Attachment to the unborn baby: Someone women expressed that they did want the child at first but when they felt the fetus, they developed an emotional connection and attachment with it and decided to continue their pregnancy.
A married woman “I was very sad in start of my pregnancy and did not like it. When I went for ultrasound and felt its existence, I had a very pleasant feeling. I am now willing to tolerate any difficulty to give birth to a healthy child now”.
Influence of the other people’s opinions: Some married women refused to have an abortion and continued their pregnancy following their physician’s, mother’s or spouse’s advice.
A married woman “When I knew I was pregnant, I went to my doctor to have an abortion but the doctor advised me to keep it. He reminded me that I had only one child and told me that I would grow fond of the baby as time went by. Therefore I did not abort my child.”
Late diagnosis of pregnancy: this was often mentioned by pregnant women that were unmarried or engaged and continued their pregnancy. They found out they were pregnant late because they were inexperienced or had an underlying disease. Some women hid their pregnancy and families realized it very late.
A provider in a city stated: “Recently, a girl from one of the villages with severe abdominal pain came to me. Her Family though that she had appendicitis. When I examined her, she was in the second phase of delivery. She gave birth to a term baby.”

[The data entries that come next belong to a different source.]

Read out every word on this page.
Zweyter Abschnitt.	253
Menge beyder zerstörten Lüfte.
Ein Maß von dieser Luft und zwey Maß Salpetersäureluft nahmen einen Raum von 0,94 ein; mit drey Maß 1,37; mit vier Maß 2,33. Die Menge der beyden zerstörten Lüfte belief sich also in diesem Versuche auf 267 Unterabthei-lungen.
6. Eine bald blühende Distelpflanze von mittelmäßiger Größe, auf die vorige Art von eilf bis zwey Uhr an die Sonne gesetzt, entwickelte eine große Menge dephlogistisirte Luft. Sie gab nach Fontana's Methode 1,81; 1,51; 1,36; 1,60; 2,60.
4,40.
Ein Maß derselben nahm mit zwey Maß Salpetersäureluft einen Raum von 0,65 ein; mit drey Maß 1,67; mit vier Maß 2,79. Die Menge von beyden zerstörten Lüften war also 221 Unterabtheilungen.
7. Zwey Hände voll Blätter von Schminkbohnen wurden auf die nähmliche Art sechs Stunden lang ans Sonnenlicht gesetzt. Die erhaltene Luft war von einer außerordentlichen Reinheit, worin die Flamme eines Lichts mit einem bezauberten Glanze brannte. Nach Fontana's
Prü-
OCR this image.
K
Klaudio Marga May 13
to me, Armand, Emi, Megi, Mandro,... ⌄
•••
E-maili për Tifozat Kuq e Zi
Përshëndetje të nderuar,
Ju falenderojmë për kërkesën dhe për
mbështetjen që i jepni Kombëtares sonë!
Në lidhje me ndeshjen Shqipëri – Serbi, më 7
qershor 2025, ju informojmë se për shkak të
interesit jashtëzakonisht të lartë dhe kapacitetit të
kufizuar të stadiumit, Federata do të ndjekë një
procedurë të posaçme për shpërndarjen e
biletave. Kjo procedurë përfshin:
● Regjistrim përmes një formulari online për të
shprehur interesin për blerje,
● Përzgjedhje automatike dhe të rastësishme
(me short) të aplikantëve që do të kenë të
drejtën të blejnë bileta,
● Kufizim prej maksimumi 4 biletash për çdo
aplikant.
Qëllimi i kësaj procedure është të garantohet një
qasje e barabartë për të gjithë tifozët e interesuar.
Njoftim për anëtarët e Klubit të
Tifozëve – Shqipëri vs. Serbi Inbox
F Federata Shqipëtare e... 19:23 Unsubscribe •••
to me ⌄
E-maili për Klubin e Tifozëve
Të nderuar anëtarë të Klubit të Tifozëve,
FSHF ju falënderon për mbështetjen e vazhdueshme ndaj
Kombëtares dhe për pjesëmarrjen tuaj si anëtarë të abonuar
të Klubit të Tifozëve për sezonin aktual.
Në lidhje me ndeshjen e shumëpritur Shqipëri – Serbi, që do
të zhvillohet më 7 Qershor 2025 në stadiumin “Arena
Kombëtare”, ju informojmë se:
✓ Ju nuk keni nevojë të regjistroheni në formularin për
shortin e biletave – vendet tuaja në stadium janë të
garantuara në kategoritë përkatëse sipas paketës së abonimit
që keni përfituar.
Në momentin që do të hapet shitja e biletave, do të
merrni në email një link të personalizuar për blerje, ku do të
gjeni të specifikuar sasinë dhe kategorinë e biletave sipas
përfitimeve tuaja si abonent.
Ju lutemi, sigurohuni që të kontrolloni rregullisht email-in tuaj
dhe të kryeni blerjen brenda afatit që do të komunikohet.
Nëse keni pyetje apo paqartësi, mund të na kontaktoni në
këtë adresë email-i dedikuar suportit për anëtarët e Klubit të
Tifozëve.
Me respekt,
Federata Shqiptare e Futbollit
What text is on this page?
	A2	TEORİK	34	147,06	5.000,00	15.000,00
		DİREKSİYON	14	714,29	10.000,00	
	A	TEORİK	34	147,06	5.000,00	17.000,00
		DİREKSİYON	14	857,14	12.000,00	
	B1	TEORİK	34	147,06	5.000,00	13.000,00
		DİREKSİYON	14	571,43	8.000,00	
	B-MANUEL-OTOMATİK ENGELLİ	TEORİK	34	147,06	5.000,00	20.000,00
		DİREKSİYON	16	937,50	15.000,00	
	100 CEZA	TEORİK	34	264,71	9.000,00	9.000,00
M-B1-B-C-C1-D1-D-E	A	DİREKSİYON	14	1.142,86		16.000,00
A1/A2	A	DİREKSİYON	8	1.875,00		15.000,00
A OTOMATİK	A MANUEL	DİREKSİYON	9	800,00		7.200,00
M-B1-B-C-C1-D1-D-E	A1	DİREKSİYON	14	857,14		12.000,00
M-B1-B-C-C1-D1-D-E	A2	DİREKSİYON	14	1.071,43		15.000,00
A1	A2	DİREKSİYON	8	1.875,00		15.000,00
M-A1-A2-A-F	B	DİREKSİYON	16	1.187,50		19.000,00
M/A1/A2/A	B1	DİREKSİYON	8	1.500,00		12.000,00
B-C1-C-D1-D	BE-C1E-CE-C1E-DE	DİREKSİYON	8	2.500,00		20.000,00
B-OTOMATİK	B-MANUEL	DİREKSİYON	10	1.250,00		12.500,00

However, it was also noted by a few married women.
4.4. Unsuccessful Abortion Attempts
a) Self-treatment: some women said that their efforts to have an abortion were unsuccessful and therefore they continued their pregnancy.
b) Unsuccessful medical abortion: some women mentioned that despite receiving abortion services from professional health providers, their attempts were unsuccessful.
Economic weakness and arbitrary treatment: some women continued pregnancy due to lack of information about abortion and some because of inability to pay for abortion costs.
A married woman “When I found out I was pregnant, I took two shots of progesterone and four LD tablets to abort but they were useless. Then I went to some doctors for abortion but they charged at least 400-500 dollars and I did not have that money so I continued my pregnancy.”